In time the Amigos stagger onto the trail, blinking, shading their eyes. Already bike and rider are a flying speck halfway to Great Plains. They appear to be one. Stunned, silent, the boys begin their grim descent. They avoid each other’s eyes. Beneath their sneaker soles the trail is warm. The air smells of girl and burnt rubber.
JUBILEE
JUBILATES!
Churns—no hands!—across Great Plains, whooping, laughing, scattering the wild herd of bikes in a fright of dust and spitting stones. The thrill, the exhilaration of the downhill dive—the freefall of it, the uncontrol, the
flight!—she has never known before.
The handlebar dips, veers to the left: feeling the pull of the old herd. Oh yes, she thinks, how wonderful to be wild again, racing dust devils across the Plains. Should she let the beast go, rejoin the herd? Should she? … No! Maybe someday but not now, not yet. Now there is only the thrill! The power! The speed!
And no more Scramjet. No more he. “No!” she shouts full voice over the flatlands. She jacks her elbows, leans forward till the tire spins inches below her face, the prairie a weedy blur. “Hazel,” she whispers. “You are”—she straightens, shouts—“Haaazzzzzz-el!”

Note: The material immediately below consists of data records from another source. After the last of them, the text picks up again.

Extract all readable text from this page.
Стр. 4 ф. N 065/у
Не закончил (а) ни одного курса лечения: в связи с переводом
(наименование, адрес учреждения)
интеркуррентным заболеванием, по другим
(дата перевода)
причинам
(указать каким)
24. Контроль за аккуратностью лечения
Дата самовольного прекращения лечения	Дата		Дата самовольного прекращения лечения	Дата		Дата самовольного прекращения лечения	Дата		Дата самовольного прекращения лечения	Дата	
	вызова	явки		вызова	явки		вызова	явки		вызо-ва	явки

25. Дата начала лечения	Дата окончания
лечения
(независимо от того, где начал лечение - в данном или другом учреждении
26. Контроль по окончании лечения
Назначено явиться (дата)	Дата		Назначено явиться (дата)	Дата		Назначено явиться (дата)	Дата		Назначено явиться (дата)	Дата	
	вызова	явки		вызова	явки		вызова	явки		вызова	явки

She giggles at her own brilliance. She knows the name Hazel is dumb, but her opinion doesn’t matter. What matters is his opinion, the boy’s. The germ’s. When he hears what she’s renamed his pride and joy—oh she wishes she could be there to see it!

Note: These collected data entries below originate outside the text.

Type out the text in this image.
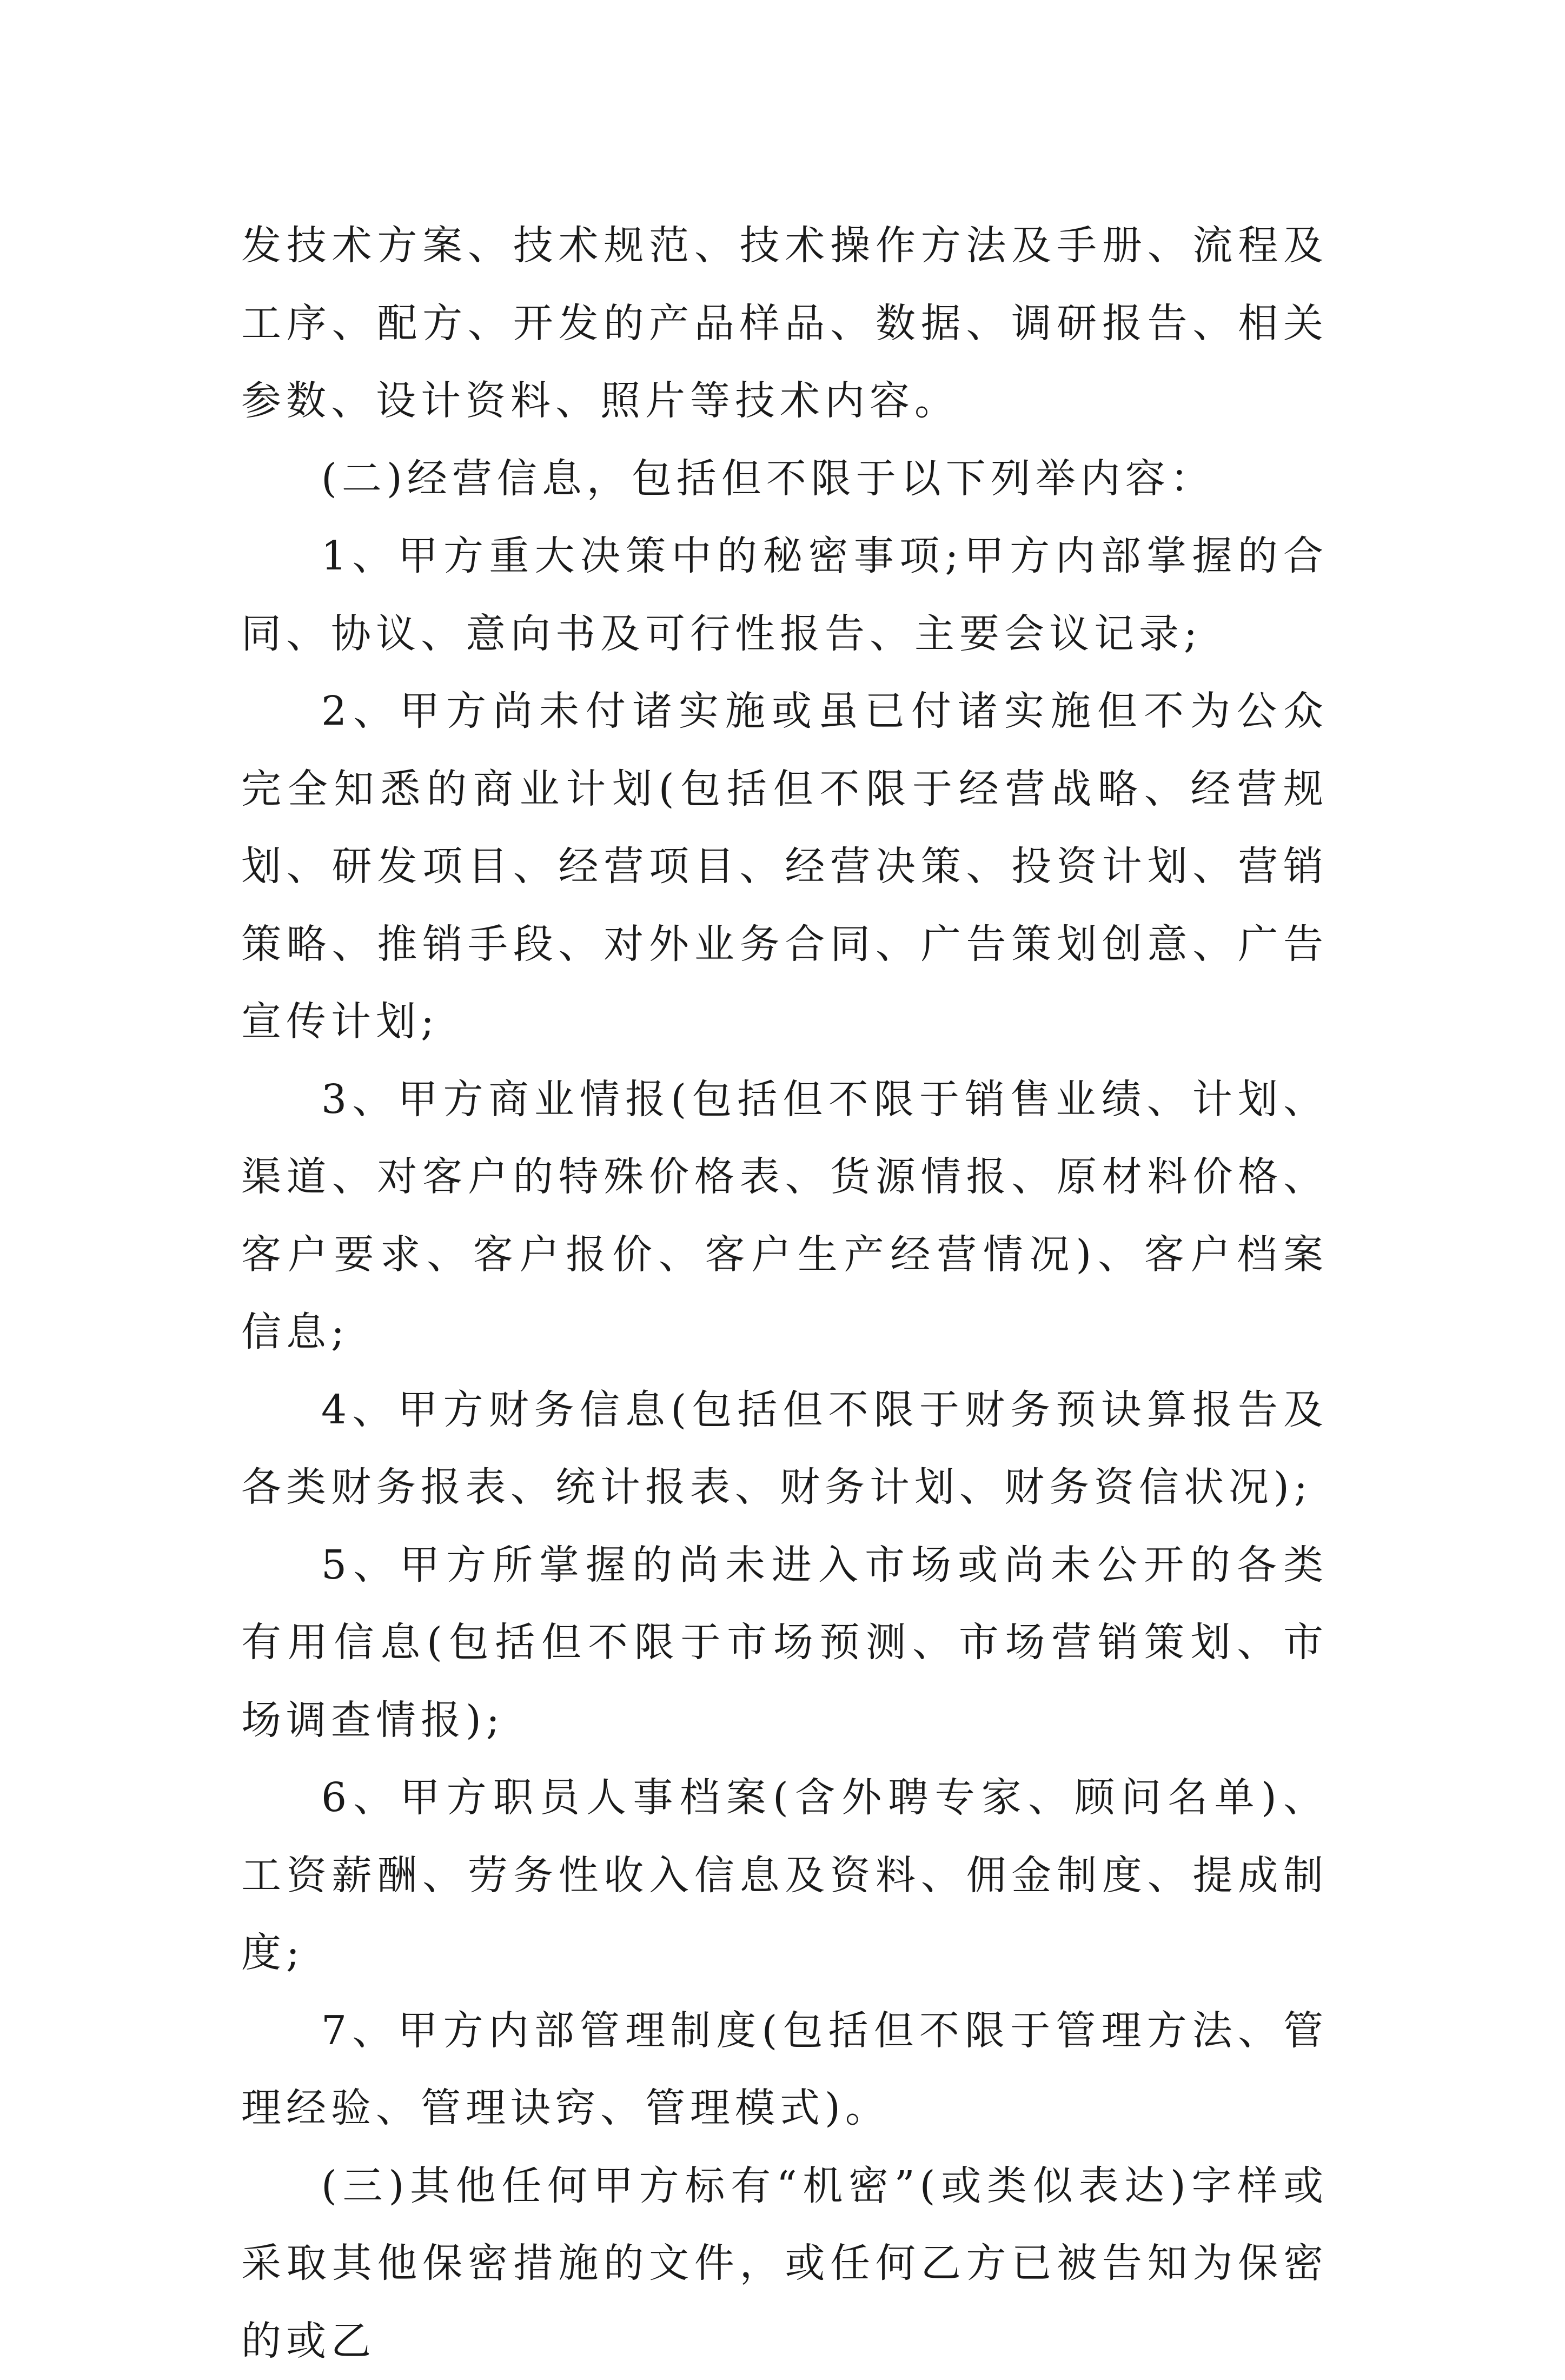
发技术方案、技术规范、技术操作方法及手册、流程及工序、配方、开发的产品样品、数据、调研报告、相关参数、设计资料、照片等技术内容。

(二)经营信息，包括但不限于以下列举内容：

1、甲方重大决策中的秘密事项;甲方内部掌握的合同、协议、意向书及可行性报告、主要会议记录;

2、甲方尚未付诸实施或虽已付诸实施但不为公众完全知悉的商业计划(包括但不限于经营战略、经营规划、研发项目、经营项目、经营决策、投资计划、营销策略、推销手段、对外业务合同、广告策划创意、广告宣传计划;

3、甲方商业情报(包括但不限于销售业绩、计划、渠道、对客户的特殊价格表、货源情报、原材料价格、客户要求、客户报价、客户生产经营情况)、客户档案信息;

4、甲方财务信息(包括但不限于财务预诀算报告及各类财务报表、统计报表、财务计划、财务资信状况);

5、甲方所掌握的尚未进入市场或尚未公开的各类有用信息(包括但不限于市场预测、市场营销策划、市场调查情报);

6、甲方职员人事档案(含外聘专家、顾问名单)、工资薪酬、劳务性收入信息及资料、佣金制度、提成制度;

7、甲方内部管理制度(包括但不限于管理方法、管理经验、管理诀窍、管理模式)。

(三)其他任何甲方标有“机密”(或类似表达)字样或采取其他保密措施的文件，或任何乙方已被告知为保密的或乙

She shouts: “Hazel! Hazel! Hazel!” She wishes there was somebody to celebrate with, to high-five, but there is only herself and Hazel and the wild wheeled mustangs. So she gives Hazel her head and high-fives—high-tens!—the morning sky.
DESTROYER
GREAT!
The kid is still sleeping, his monster bobbing above him. Ugliest monster Destroyer has ever seen. Which figures: the wimpier the kid, the grosser the monster. Days of scouting have led to this moment. The victim has been carefully chosen. He has three things going for him:
1. He’s tiny. Of course, he’s a Newbie.
2. He’s weak and wimpy. Of course, he’s a Newbie.
3. He sleeps on the ground. He’s a Cartoons freak. Every night he flops in the same spot practically inches from the enormous screen. The scoop-up will be a piece of cake.
Destroyer steers around the many bodies that litter the massive lawn. Cartoons never stop on the big screen. The Flintstones is showing now. This is where he first saw Daffy Duck. This is the first time he’s been back here since The Worst Thing That Ever Happened happened. The memory makes him want to cry. But he doesn’t.
He pulls up to the victim, stops. He punches the remote. Down comes SuperScoop, flush to the ground. Gently, toes on pedals, he inches the scoop forward till he feels resistance—the kid’s body. He stops. The kid’s monster, a watermelon-headed joker with green fangs the size of bananas, floats in the dawn like a balloon, looks brainlessly down on Destroyer. This is the tricky part. Destroyer readies his feet, takes a deep breath—now! The scoop slides forward, under the kid. Destroyer punches UP, then REVERSE. SuperScoop thrusts skyward. BullDogger rumbles. The kid wakens and wails. The monster vanishes in an apricotty mist. Destroyer churns.